How to print 1 when any bit of a number equals 0?

Question

I need to print out the value 1 when any bit of a number equals 0, and am currently struggling with how I would go about doing this. I am not supposed to use any equality or inequality tests, and am basically restricted to just bit-level and logic operations. Any ideas?

int b = 15;
printf("prints 1 when any bit of a number equals 0: %d\n", //PRINT GOES HERE);

b = 10;
printf("prints 1 when any bit of a number equals 0: %d\n", //PRINT GOES HERE);

Answer 1

I do not understand your question but for two complement signed integer all bits are set for number -1

So you need to check if number is not equal -1

void foo(int a)
{
       printf("prints 1 when any bit of a number equals 0: %d\n", !((unsigned)a ^ (unsigned)-1));
}

int  main(void)
{
    foo(15);
}

But IMO it is too trivial.
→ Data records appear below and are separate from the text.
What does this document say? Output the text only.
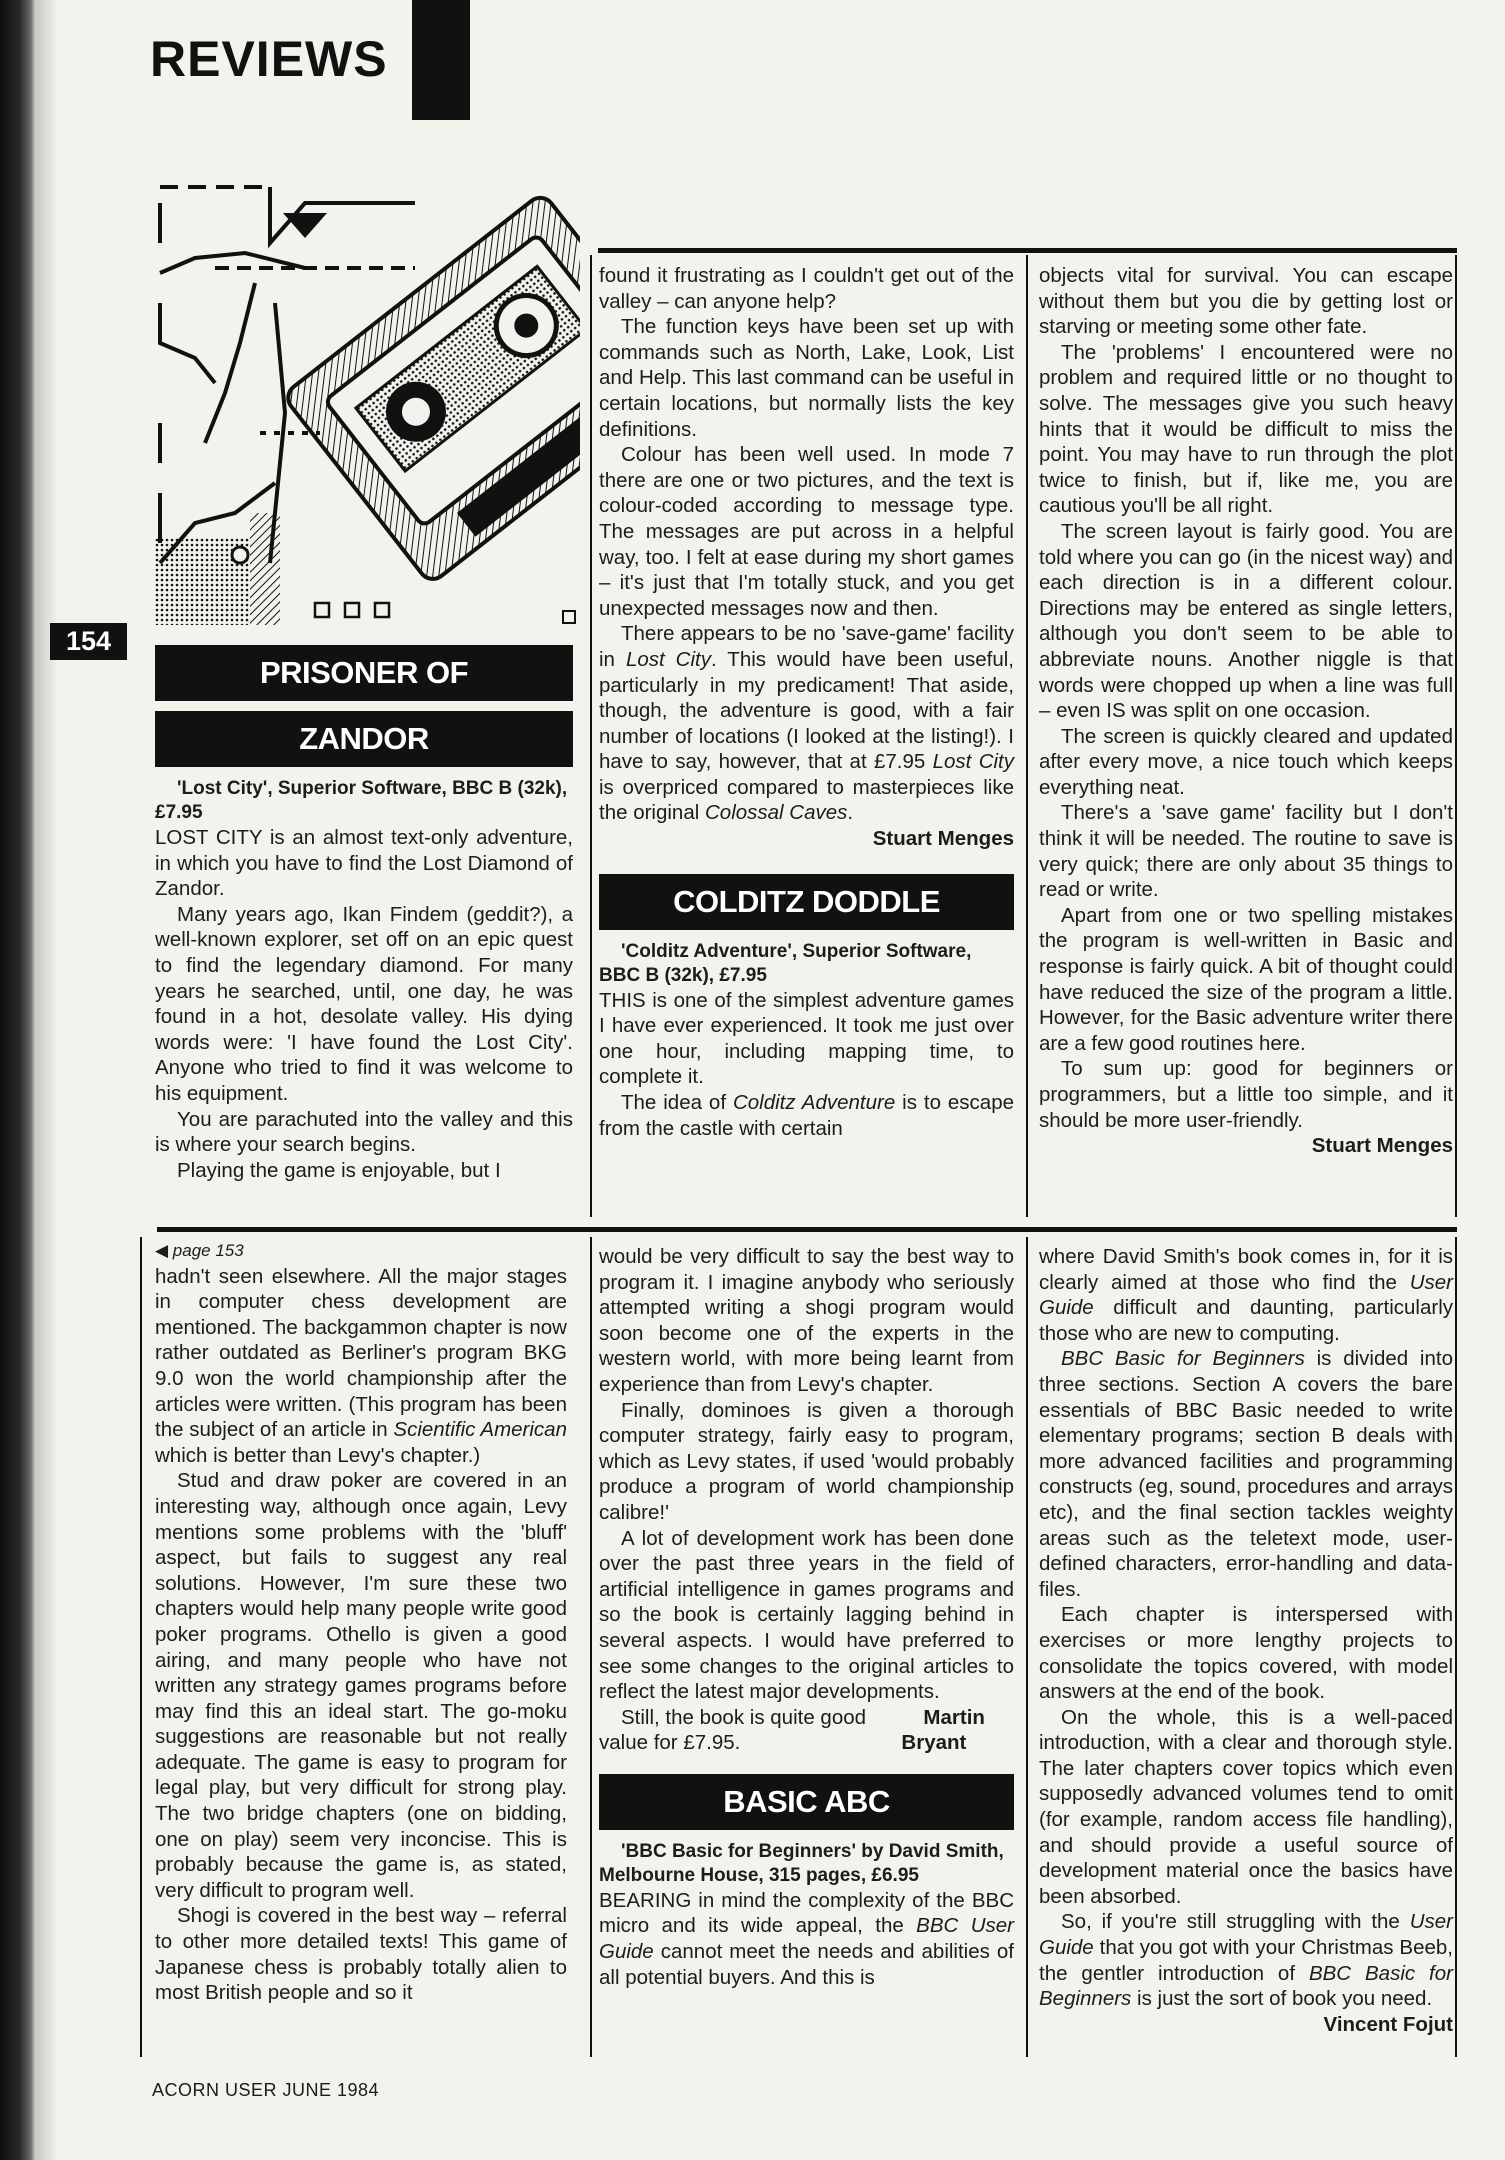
REVIEWS
154
PRISONER OF
ZANDOR

'Lost City', Superior Software, BBC B (32k), £7.95

LOST CITY is an almost text-only adventure, in which you have to find the Lost Diamond of Zandor.

Many years ago, Ikan Findem (geddit?), a well-known explorer, set off on an epic quest to find the legendary diamond. For many years he searched, until, one day, he was found in a hot, desolate valley. His dying words were: 'I have found the Lost City'. Anyone who tried to find it was welcome to his equipment.

You are parachuted into the valley and this is where your search begins.

Playing the game is enjoyable, but I

found it frustrating as I couldn't get out of the valley – can anyone help?

The function keys have been set up with commands such as North, Lake, Look, List and Help. This last command can be useful in certain locations, but normally lists the key definitions.

Colour has been well used. In mode 7 there are one or two pictures, and the text is colour-coded according to message type. The messages are put across in a helpful way, too. I felt at ease during my short games – it's just that I'm totally stuck, and you get unexpected messages now and then.

There appears to be no 'save-game' facility in Lost City. This would have been useful, particularly in my predicament! That aside, though, the adventure is good, with a fair number of locations (I looked at the listing!). I have to say, however, that at £7.95 Lost City is overpriced compared to masterpieces like the original Colossal Caves.

Stuart Menges

COLDITZ DODDLE

'Colditz Adventure', Superior Software, BBC B (32k), £7.95

THIS is one of the simplest adventure games I have ever experienced. It took me just over one hour, including mapping time, to complete it.

The idea of Colditz Adventure is to escape from the castle with certain

objects vital for survival. You can escape without them but you die by getting lost or starving or meeting some other fate.

The 'problems' I encountered were no problem and required little or no thought to solve. The messages give you such heavy hints that it would be difficult to miss the point. You may have to run through the plot twice to finish, but if, like me, you are cautious you'll be all right.

The screen layout is fairly good. You are told where you can go (in the nicest way) and each direction is in a different colour. Directions may be entered as single letters, although you don't seem to be able to abbreviate nouns. Another niggle is that words were chopped up when a line was full – even IS was split on one occasion.

The screen is quickly cleared and updated after every move, a nice touch which keeps everything neat.

There's a 'save game' facility but I don't think it will be needed. The routine to save is very quick; there are only about 35 things to read or write.

Apart from one or two spelling mistakes the program is well-written in Basic and response is fairly quick. A bit of thought could have reduced the size of the program a little. However, for the Basic adventure writer there are a few good routines here.

To sum up: good for beginners or programmers, but a little too simple, and it should be more user-friendly.

Stuart Menges

◀ page 153

hadn't seen elsewhere. All the major stages in computer chess development are mentioned. The backgammon chapter is now rather outdated as Berliner's program BKG 9.0 won the world championship after the articles were written. (This program has been the subject of an article in Scientific American which is better than Levy's chapter.)

Stud and draw poker are covered in an interesting way, although once again, Levy mentions some problems with the 'bluff' aspect, but fails to suggest any real solutions. However, I'm sure these two chapters would help many people write good poker programs. Othello is given a good airing, and many people who have not written any strategy games programs before may find this an ideal start. The go-moku suggestions are reasonable but not really adequate. The game is easy to program for legal play, but very difficult for strong play. The two bridge chapters (one on bidding, one on play) seem very inconcise. This is probably because the game is, as stated, very difficult to program well.

Shogi is covered in the best way – referral to other more detailed texts! This game of Japanese chess is probably totally alien to most British people and so it

would be very difficult to say the best way to program it. I imagine anybody who seriously attempted writing a shogi program would soon become one of the experts in the western world, with more being learnt from experience than from Levy's chapter.

Finally, dominoes is given a thorough computer strategy, fairly easy to program, which as Levy states, if used 'would probably produce a program of world championship calibre!'

A lot of development work has been done over the past three years in the field of artificial intelligence in games programs and so the book is certainly lagging behind in several aspects. I would have preferred to see some changes to the original articles to reflect the latest major developments.

Still, the book is quite good value for £7.95.
Martin Bryant

BASIC ABC

'BBC Basic for Beginners' by David Smith, Melbourne House, 315 pages, £6.95

BEARING in mind the complexity of the BBC micro and its wide appeal, the BBC User Guide cannot meet the needs and abilities of all potential buyers. And this is

where David Smith's book comes in, for it is clearly aimed at those who find the User Guide difficult and daunting, particularly those who are new to computing.

BBC Basic for Beginners is divided into three sections. Section A covers the bare essentials of BBC Basic needed to write elementary programs; section B deals with more advanced facilities and programming constructs (eg, sound, procedures and arrays etc), and the final section tackles weighty areas such as the teletext mode, user-defined characters, error-handling and data-files.

Each chapter is interspersed with exercises or more lengthy projects to consolidate the topics covered, with model answers at the end of the book.

On the whole, this is a well-paced introduction, with a clear and thorough style. The later chapters cover topics which even supposedly advanced volumes tend to omit (for example, random access file handling), and should provide a useful source of development material once the basics have been absorbed.

So, if you're still struggling with the User Guide that you got with your Christmas Beeb, the gentler introduction of BBC Basic for Beginners is just the sort of book you need.

Vincent Fojut

ACORN USER JUNE 1984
You probably want check starting from the first (most significant)set bit (so the 15 prints 0 but 14 prints 1 ):

unsigned mask(int a)
{
    int bit;
    if(!((unsigned)a ^ (unsigned)-1)) return -1;
    for(bit = sizeof(a)*CHAR_BIT - 1; bit; bit--)
    {
        if(((unsigned)a & (1U << bit))) break;
    }
    return (1U << (bit + 1)) - 1;
}

void foo(int a)
{
       printf("prints 1 when any bit of a number equals 0: %d\n", !!((a & mask(a)) ^ mask(a)));
}


int  main(void)
{
    foo(15);
}

Answer 2

You would want to create a mask with all 1's (~0x0) then XOR it with the number. If there are any 1's afterwords then at least one of the original bits was 0, and thus you can use &&1 to return 1 if there is at least one 1 and 0 if not.